Xignux developed a proof of concept (POC) to enhance cable quality testing in near real-time, aiming to improve equipment efficiency, product quality and overall productivity across its diverse operations.
The Azure adaptive cloud approach enabled Xignux to break down data silos, standardise processes and manage on-premises infrastructure more efficiently.
With Azure Arc-enabled Kubernetes, the company replicated updates across multiple sites, reducing complexity and time while providing better operational insights.

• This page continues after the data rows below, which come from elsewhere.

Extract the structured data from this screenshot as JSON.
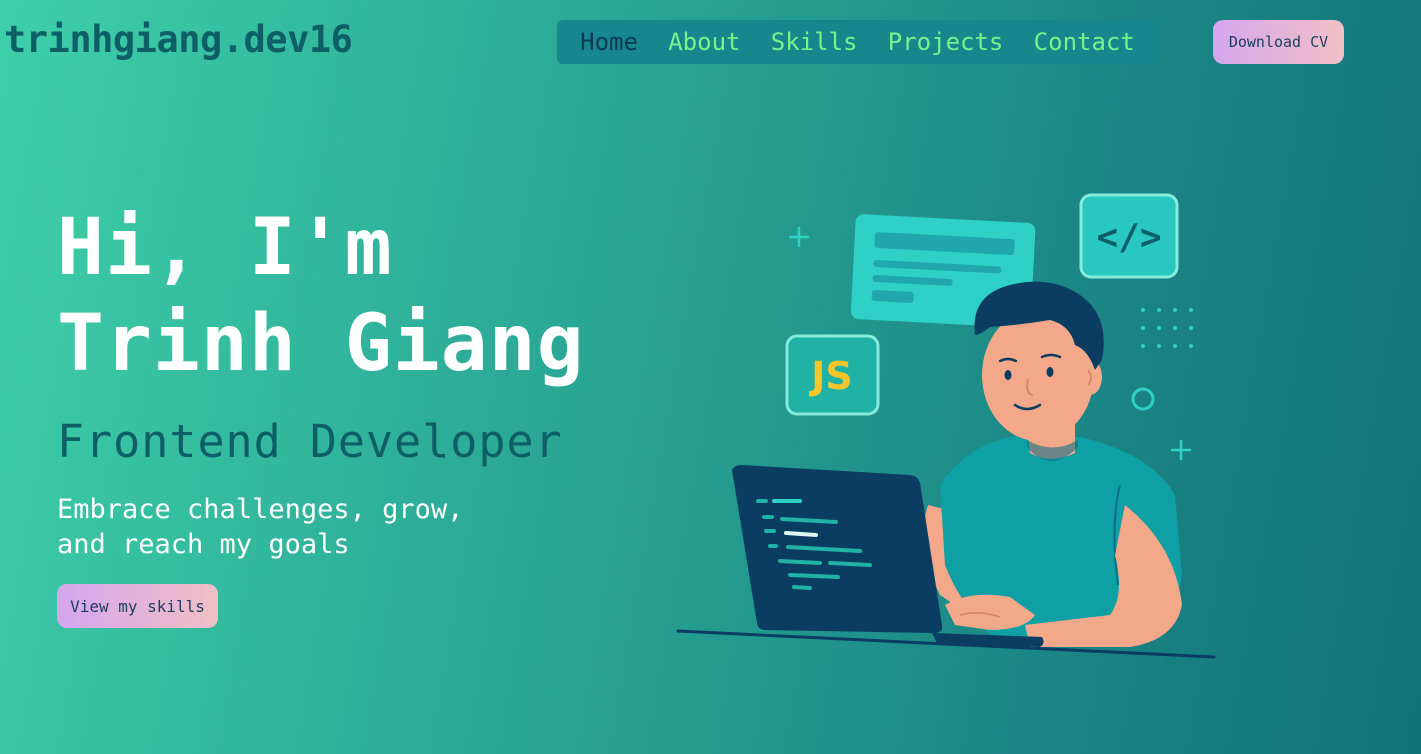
{
  "header": {
    "logo": "trinhgiang.dev16",
    "nav": [
      {
        "label": "Home",
        "active": true
      },
      {
        "label": "About",
        "active": false
      },
      {
        "label": "Skills",
        "active": false
      },
      {
        "label": "Projects",
        "active": false
      },
      {
        "label": "Contact",
        "active": false
      }
    ],
    "download_cv_label": "Download CV"
  },
  "hero": {
    "greeting": "Hi, I'm",
    "name": "Trinh Giang",
    "role": "Frontend Developer",
    "tagline": "Embrace challenges, grow, and reach my goals",
    "cta_label": "View my skills"
  },
  "illustration": {
    "js_badge": "JS",
    "code_badge": "</>"
  },
  "colors": {
    "nav_link": "#7af28c",
    "nav_active": "#0c3a52",
    "accent_dark": "#0e5e68",
    "button_gradient_start": "#d4a6ee",
    "button_gradient_end": "#f1c0c6"
  }
}
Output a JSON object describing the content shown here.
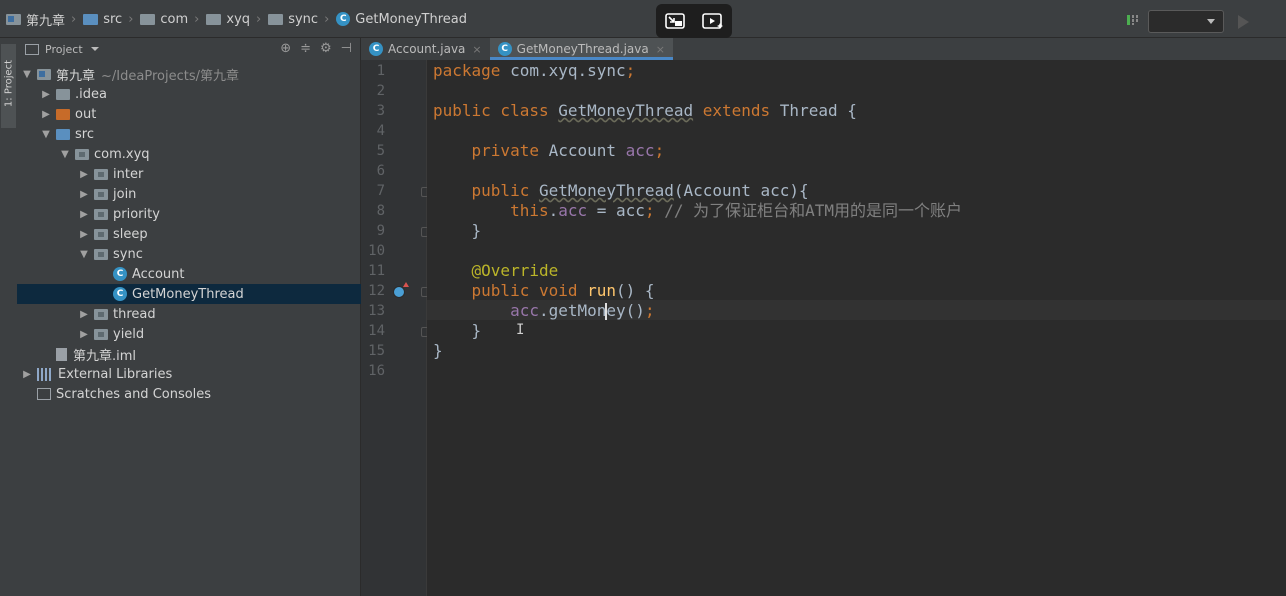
{
  "breadcrumbs": [
    "第九章",
    "src",
    "com",
    "xyq",
    "sync",
    "GetMoneyThread"
  ],
  "project_panel": {
    "title": "Project",
    "tool_strip_label": "1: Project",
    "tree": [
      {
        "label": "第九章",
        "extra": "~/IdeaProjects/第九章",
        "icon": "project-folder-icon",
        "arrow": "expanded",
        "level": 0
      },
      {
        "label": ".idea",
        "icon": "folder-icon",
        "arrow": "collapsed",
        "level": 1
      },
      {
        "label": "out",
        "icon": "folder-orange-icon",
        "arrow": "collapsed",
        "level": 1
      },
      {
        "label": "src",
        "icon": "source-folder-icon",
        "arrow": "expanded",
        "level": 1
      },
      {
        "label": "com.xyq",
        "icon": "package-icon",
        "arrow": "expanded",
        "level": 2
      },
      {
        "label": "inter",
        "icon": "package-icon",
        "arrow": "collapsed",
        "level": 3
      },
      {
        "label": "join",
        "icon": "package-icon",
        "arrow": "collapsed",
        "level": 3
      },
      {
        "label": "priority",
        "icon": "package-icon",
        "arrow": "collapsed",
        "level": 3
      },
      {
        "label": "sleep",
        "icon": "package-icon",
        "arrow": "collapsed",
        "level": 3
      },
      {
        "label": "sync",
        "icon": "package-icon",
        "arrow": "expanded",
        "level": 3
      },
      {
        "label": "Account",
        "icon": "class-icon",
        "arrow": "none",
        "level": 4
      },
      {
        "label": "GetMoneyThread",
        "icon": "class-icon",
        "arrow": "none",
        "level": 4,
        "selected": true
      },
      {
        "label": "thread",
        "icon": "package-icon",
        "arrow": "collapsed",
        "level": 3
      },
      {
        "label": "yield",
        "icon": "package-icon",
        "arrow": "collapsed",
        "level": 3
      },
      {
        "label": "第九章.iml",
        "icon": "file-icon",
        "arrow": "none",
        "level": 1
      },
      {
        "label": "External Libraries",
        "icon": "library-icon",
        "arrow": "collapsed",
        "level": 0
      },
      {
        "label": "Scratches and Consoles",
        "icon": "scratch-icon",
        "arrow": "none",
        "level": 0
      }
    ]
  },
  "tabs": [
    {
      "label": "Account.java",
      "active": false
    },
    {
      "label": "GetMoneyThread.java",
      "active": true
    }
  ],
  "editor": {
    "line_numbers": [
      "1",
      "2",
      "3",
      "4",
      "5",
      "6",
      "7",
      "8",
      "9",
      "10",
      "11",
      "12",
      "13",
      "14",
      "15",
      "16"
    ],
    "lines": [
      {
        "n": "1",
        "tokens": [
          [
            "kw",
            "package "
          ],
          [
            "txt",
            "com.xyq.sync"
          ],
          [
            "kw",
            ";"
          ]
        ]
      },
      {
        "n": "2",
        "tokens": []
      },
      {
        "n": "3",
        "tokens": [
          [
            "kw",
            "public class "
          ],
          [
            "clsul",
            "GetMoneyThread"
          ],
          [
            "kw",
            " extends "
          ],
          [
            "txt",
            "Thread {"
          ]
        ]
      },
      {
        "n": "4",
        "tokens": []
      },
      {
        "n": "5",
        "tokens": [
          [
            "txt",
            "    "
          ],
          [
            "kw",
            "private "
          ],
          [
            "txt",
            "Account "
          ],
          [
            "fld",
            "acc"
          ],
          [
            "kw",
            ";"
          ]
        ]
      },
      {
        "n": "6",
        "tokens": []
      },
      {
        "n": "7",
        "tokens": [
          [
            "txt",
            "    "
          ],
          [
            "kw",
            "public "
          ],
          [
            "clsul",
            "GetMoneyThread"
          ],
          [
            "txt",
            "(Account acc){"
          ]
        ]
      },
      {
        "n": "8",
        "tokens": [
          [
            "txt",
            "        "
          ],
          [
            "kw",
            "this"
          ],
          [
            "txt",
            "."
          ],
          [
            "fld",
            "acc"
          ],
          [
            "txt",
            " = acc"
          ],
          [
            "kw",
            ";"
          ],
          [
            "cmt",
            " // 为了保证柜台和ATM用的是同一个账户"
          ]
        ]
      },
      {
        "n": "9",
        "tokens": [
          [
            "txt",
            "    }"
          ]
        ]
      },
      {
        "n": "10",
        "tokens": []
      },
      {
        "n": "11",
        "tokens": [
          [
            "txt",
            "    "
          ],
          [
            "ann",
            "@Override"
          ]
        ]
      },
      {
        "n": "12",
        "tokens": [
          [
            "txt",
            "    "
          ],
          [
            "kw",
            "public void "
          ],
          [
            "fn",
            "run"
          ],
          [
            "txt",
            "() {"
          ]
        ]
      },
      {
        "n": "13",
        "tokens": [
          [
            "txt",
            "        "
          ],
          [
            "fld",
            "acc"
          ],
          [
            "txt",
            ".getMon"
          ],
          [
            "caret",
            ""
          ],
          [
            "txt",
            "ey()"
          ],
          [
            "kw",
            ";"
          ]
        ]
      },
      {
        "n": "14",
        "tokens": [
          [
            "txt",
            "    }"
          ]
        ]
      },
      {
        "n": "15",
        "tokens": [
          [
            "txt",
            "}"
          ]
        ]
      },
      {
        "n": "16",
        "tokens": []
      }
    ]
  },
  "colors": {
    "keyword": "#cc7832",
    "field": "#9876aa",
    "method": "#ffc66d",
    "annotation": "#bbb529",
    "comment": "#808080",
    "text": "#a9b7c6",
    "selection": "#0d293e",
    "tab_accent": "#4a88c7"
  }
}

Xignux intends to expand the POC into a standardized enterprise-wide architecture to further enhance efficiency and scalability.
"Azure IoT Operations is a good starting point related to architecture running on the edge," says Jose Arturo Montiel Espinosa, Industrial Architect for IoT, Xignux.
"We are expecting to use it to create a guide for architecture that we can replicate across the whole enterprise."
This whitepaper highlights how the adaptive cloud approach is instrumental for manufacturers seeking to efficiently and holistically scale their smart factory initiatives.
By leveraging technologies including Azure IoT Operations, Kubernetes and open standards, manufacturers can unify IT and OT, enabling them to scale the technological innovations of the future across operations.